Frank Sinatra’s son, Frank Jr., enjoyed a long and successful career as an entertainer in his own right — no mean feat, considering the size of the shadow cast by his pop-culture titan of a dad. A singer and composer — and sometime actor — Frank Jr. released a number of records over the years, of his own work as well as beloved classics from the Great American Songbook, and performed before appreciative, sell-out crowds. By the time he died at 72 on March 16, 2016, he had lasted longer and, by all accounts, aged better than many other children of superstar parents.
But a terrifying ordeal visited upon Frank Sinatra Jr. and his family back on Dec. 8, 1963, is and likely always will be one of the very first things anyone mentions when discussing the younger Sinatra’s life. Namely, he was kidnapped, and for 48 hours, the lives of one of the most famous families in the world was turned upside down and filled with raw fear.

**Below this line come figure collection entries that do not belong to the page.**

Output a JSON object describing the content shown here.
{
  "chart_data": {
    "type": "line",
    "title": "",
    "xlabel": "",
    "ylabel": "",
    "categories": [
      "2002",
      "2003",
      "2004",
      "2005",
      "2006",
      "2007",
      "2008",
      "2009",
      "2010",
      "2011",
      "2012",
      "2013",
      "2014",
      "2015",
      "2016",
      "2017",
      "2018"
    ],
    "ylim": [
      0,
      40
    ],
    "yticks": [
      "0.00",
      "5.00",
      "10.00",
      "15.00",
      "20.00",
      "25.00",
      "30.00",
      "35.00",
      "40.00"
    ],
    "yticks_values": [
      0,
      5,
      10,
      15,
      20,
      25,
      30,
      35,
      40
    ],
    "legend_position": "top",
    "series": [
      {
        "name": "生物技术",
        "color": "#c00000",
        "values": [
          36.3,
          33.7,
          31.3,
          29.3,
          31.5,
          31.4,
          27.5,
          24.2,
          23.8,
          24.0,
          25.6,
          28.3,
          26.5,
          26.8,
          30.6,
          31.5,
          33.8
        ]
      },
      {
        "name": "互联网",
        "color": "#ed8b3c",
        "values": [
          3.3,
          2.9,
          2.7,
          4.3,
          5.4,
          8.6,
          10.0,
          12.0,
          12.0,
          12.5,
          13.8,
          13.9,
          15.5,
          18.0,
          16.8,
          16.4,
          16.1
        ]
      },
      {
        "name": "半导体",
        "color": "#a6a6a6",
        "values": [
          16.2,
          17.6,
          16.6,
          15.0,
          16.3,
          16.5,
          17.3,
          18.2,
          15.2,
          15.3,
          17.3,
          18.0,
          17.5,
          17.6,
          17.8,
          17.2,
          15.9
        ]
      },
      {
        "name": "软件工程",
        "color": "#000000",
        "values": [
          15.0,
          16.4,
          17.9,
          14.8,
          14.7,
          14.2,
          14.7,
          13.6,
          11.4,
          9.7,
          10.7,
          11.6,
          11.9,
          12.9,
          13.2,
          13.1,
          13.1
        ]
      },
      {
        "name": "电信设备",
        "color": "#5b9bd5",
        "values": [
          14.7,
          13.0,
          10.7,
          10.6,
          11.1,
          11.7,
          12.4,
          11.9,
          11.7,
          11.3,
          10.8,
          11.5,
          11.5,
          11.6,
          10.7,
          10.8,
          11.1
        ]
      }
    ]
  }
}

Frank Jr. was just 19 years old when he was snatched from Harrah’s Lake Tahoe casino in Nevada. His father paid a quarter-million-dollar ransom and his son was released, unharmed, two days later. The three kidnappers, meanwhile — Barry Keenan, Johnny Irwin, and Joe Amsler — were very quickly caught, convicted and imprisoned. (Keenan, the plot’s mastermind, served only four years of a 75-year sentence, as he was deemed insane at the time of the kidnapping. In fact, Keenan reportedly always planned to return the ransom money, and thought of the kidnapping not as a crime but as a heaven-ordained way to bring the Sinatra family closer together.)
Here, as the world remembers the life of Frank Sinatra, Jr., LIFE offers a portrait of The Voice and his son in 1965, a short two years after Frank Jr.’s kidnapping — a backstage portrait of a father gently fussing over a boy (now a young man) who at one time was lost to the world. At this point in the older Sinatra’s career, he was, as LIFE put it in a huge, 16-page profile of the man, “the finest living singer of popular songs, an astonishingly good actor, an ambitious director, a shrewd businessman . . .” In other words, he was Sinatra. The only Sinatra.
[See more classic LIFE photos of Sinatra in 1965.]
But in this quiet, intimate picture by John Dominis, one can imagine that for this instant, all of the fame, money, influence and sheer power that Sinatra accrued over the years might have been utterly forgotten. Made irrelevant. One can imagine that here is a dad and a son, sharing a moment. Nothing more, nothing less. And we’re reminded of how those are the moments — when we’re not really paying attention — that come back to us years later, and remind us of what we had, and what mattered.